Overall, Gustave has been enjoying Pitzer’s program so far.
“You get to live really in sync with the locals and just be really immersed in the culture,” she said.
Gustave said it is important that attention is being paid to Ecuador, not just because of the landslides, but also other issues that affect Ecuadorians: a recent oil spill in the Amazon rainforest; the struggles of Indigenous tribes, such as the use of their territory for oil activities and the outsized impact COVID-19 has on their communities.
“I think that with the pandemic and even as time goes on, people are really just starting to hone in on those questions of ‘what will be done for our people?’” Gustave said.
Pitzer’s Ecuador program director Sebastián Granda Merchán spoke with the Pitzer students in Ecuador about the causes of these recent events in order to help them think critically about the issues at hand, Ballagh said.

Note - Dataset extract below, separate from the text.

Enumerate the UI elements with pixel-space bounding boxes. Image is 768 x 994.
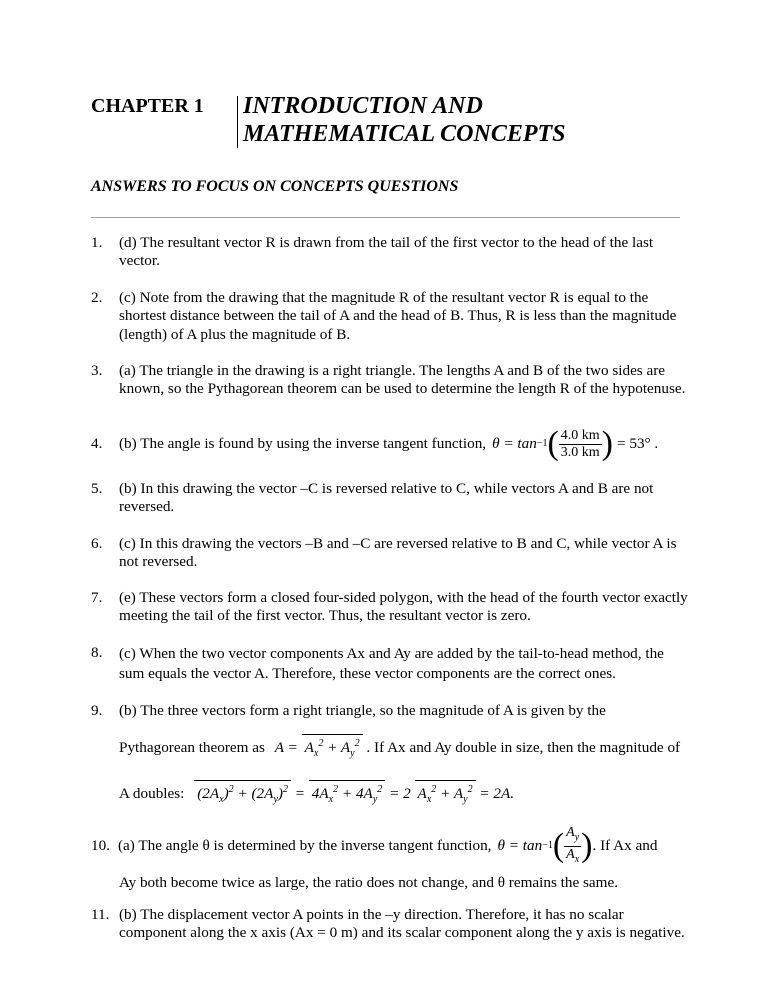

“It is not a natural disaster, it is a social and political disaster,” Merchán said. “For many decades the local government has given permission to build houses, gated communities and malls in the Pichincha outskirts, without considering the risks and the logics of the environment.”
In addition to living with a host family, Pitzer students on the program take a core course which, according to the Pitzer Study Abroad website, “offers an important framework for understanding the social, political, economic, and environmental issues in contemporary Ecuador.”
Students additionally take intensive Spanish language courses or other courses at Universidad San Francisco de Quito if accomplished enough in Spanish already, and undertake an independent study project.
At the beginning of the semester, COVID-19 cases were high, which Gustave said caused concern.
“Being a foreigner, you don’t want to take up space,” she said. “You just want to be really careful.”
The program, though, has balanced optimizing the students’ experience with taking proper precautions, as well as being supportive of students and ensuring that they had what they needed, she said.
As COVID-19 restrictions ease up and make traveling more accessible, Gustave will travel to Baños and to the Galapagos, as well as continue to form strong bonds central to the Quito community.
Ballagh said that the study abroad office has been “dealing with global crises in various other parts of the globe over the past week” but declined to comment further, citing the Family Educational Rights and Privacy Act.
“I can assure you everyone is safe. Numbers abroad are unsurprisingly historically low but we hope to see a level of normality in fall 2022,” he added.